As alterações dos hábitos de vida devem incluir o incentivo da amamentação com leite materno (evitando leite de vaca e de soja), evitar a exposição da criança à fumaça do tabaco e fracionar as refeições para que o lactente coma pequenas quantidades. Também pode ser experimentada uma dieta com alimentos mais espessados ou hipoalergênica.

Se a criança tem boa resposta à dieta sem leite de vaca ou soja, é recomendável manter até 1 ano de idade, quando o bebê talvez tenha se tornado tolerante. Em relação ao posicionamento, o bebê deve ficar na posição vertical por cerca de 20 minutos após a refeição e dormir em decúbito dorsal. Apesar da posição prona reduzir o refluxo, está associada à morte súbita do lactente, assim como a posição lateral. Não é necessário elevar a cabeça do berço, pois não altera o refluxo na posição supino.

7.2. Terapia medicamentosa

O tratamento medicamentoso não é indicado para todos os pacientes com refluxo, sendo recomendado para casos selecionados. Os medicamentos usados são supressores de ácido, como inibidores de bomba de prótons (IBP), antagonistas dos receptores da histamina 2 (H2RA) e agentes procinéticos.

O teste com supressores de ácido por duas semanas pode ser feito.
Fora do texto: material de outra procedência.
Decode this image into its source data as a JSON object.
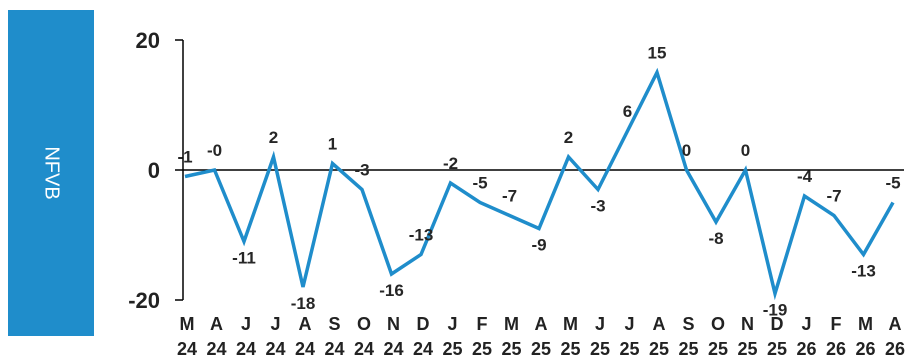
{
  "side_label": "NFVB",
  "colors": {
    "series": "#1f8dcb",
    "panel": "#1f8dcb",
    "axis": "#000000"
  },
  "chart_data": {
    "type": "line",
    "title": "",
    "xlabel": "",
    "ylabel": "",
    "ylim": [
      -20,
      20
    ],
    "yticks": [
      -20,
      0,
      20
    ],
    "grid": false,
    "legend": "none",
    "categories": [
      {
        "month": "M",
        "year": "24"
      },
      {
        "month": "A",
        "year": "24"
      },
      {
        "month": "J",
        "year": "24"
      },
      {
        "month": "J",
        "year": "24"
      },
      {
        "month": "A",
        "year": "24"
      },
      {
        "month": "S",
        "year": "24"
      },
      {
        "month": "O",
        "year": "24"
      },
      {
        "month": "N",
        "year": "24"
      },
      {
        "month": "D",
        "year": "24"
      },
      {
        "month": "J",
        "year": "25"
      },
      {
        "month": "F",
        "year": "25"
      },
      {
        "month": "M",
        "year": "25"
      },
      {
        "month": "A",
        "year": "25"
      },
      {
        "month": "M",
        "year": "25"
      },
      {
        "month": "J",
        "year": "25"
      },
      {
        "month": "J",
        "year": "25"
      },
      {
        "month": "A",
        "year": "25"
      },
      {
        "month": "S",
        "year": "25"
      },
      {
        "month": "O",
        "year": "25"
      },
      {
        "month": "N",
        "year": "25"
      },
      {
        "month": "D",
        "year": "25"
      },
      {
        "month": "J",
        "year": "26"
      },
      {
        "month": "F",
        "year": "26"
      },
      {
        "month": "M",
        "year": "26"
      },
      {
        "month": "A",
        "year": "26"
      }
    ],
    "points": [
      {
        "x": 0,
        "y": -1,
        "label": "-1"
      },
      {
        "x": 0.5,
        "y": 0,
        "label": "-0"
      },
      {
        "x": 1,
        "y": -11,
        "label": "-11"
      },
      {
        "x": 1.5,
        "y": 2,
        "label": "2"
      },
      {
        "x": 2,
        "y": -18,
        "label": "-18"
      },
      {
        "x": 2.5,
        "y": 1,
        "label": "1"
      },
      {
        "x": 3,
        "y": -3,
        "label": "-3"
      },
      {
        "x": 3.5,
        "y": -16,
        "label": "-16"
      },
      {
        "x": 4,
        "y": -13,
        "label": "-13"
      },
      {
        "x": 4.5,
        "y": -2,
        "label": "-2"
      },
      {
        "x": 5,
        "y": -5,
        "label": "-5"
      },
      {
        "x": 5.5,
        "y": -7,
        "label": "-7"
      },
      {
        "x": 6,
        "y": -9,
        "label": "-9"
      },
      {
        "x": 6.5,
        "y": 2,
        "label": "2"
      },
      {
        "x": 7,
        "y": -3,
        "label": "-3"
      },
      {
        "x": 7.5,
        "y": 6,
        "label": "6"
      },
      {
        "x": 8,
        "y": 15,
        "label": "15"
      },
      {
        "x": 8.5,
        "y": 0,
        "label": "0"
      },
      {
        "x": 9,
        "y": -8,
        "label": "-8"
      },
      {
        "x": 9.5,
        "y": 0,
        "label": "0"
      },
      {
        "x": 10,
        "y": -19,
        "label": "-19"
      },
      {
        "x": 10.5,
        "y": -4,
        "label": "-4"
      },
      {
        "x": 11,
        "y": -7,
        "label": "-7"
      },
      {
        "x": 11.5,
        "y": -13,
        "label": "-13"
      },
      {
        "x": 12,
        "y": -5,
        "label": "-5"
      }
    ]
  }
}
É indicado para crianças com sinais endoscópicos de esofagite leve, com atresia esofágica, doenças neuromusculares, doenças respiratórias crônicas e para aquelas com sintomatologia importante que não melhoram com mudanças no estilo de vida. Nos lactentes com esofagite moderada a grave, esse teste pode ser estendido por 3 a 6 meses.

7.2.1. Inibidores de bomba de prótons

Os IBP, como omeprazol, lansoprazol, esomeprazol e pantoprazol, são mais eficazes que os H2RA e não apresentam taquifilaxia. Seu uso é recomendado 30 minutos antes da primeira refeição do dia e crianças menores necessitam doses mais elevadas por quilograma por metalizarem o medicamento mais rápido. Esses pacientes devem ser sempre reavaliados para a necessidade de manter o tratamento e tentar o desmame do IBP após 6 meses, quando pode ser feita uma transição para H2RA e redução gradual.

7.2.2. Antagonistas dos receptores H2

Os H2RA, como a ranitidina e famotidina, apesar de menos eficazes que os IBP, têm impacto no tratamento da esofagite, porém há tolerância com seu uso. Os procinéticos, como a metoclopramida e domperidona, têm papel limitado no tratamento do refluxo e não são tão seguros, podendo causar reação extrapiramidal ou alargamento do intervalo QT.

A conduta cirúrgica para resolução do refluxo, como a fundoplicatura, não tem muito espaço para crianças, principalmente aquelas menores de um ano, reservadas para casos de complicações graves.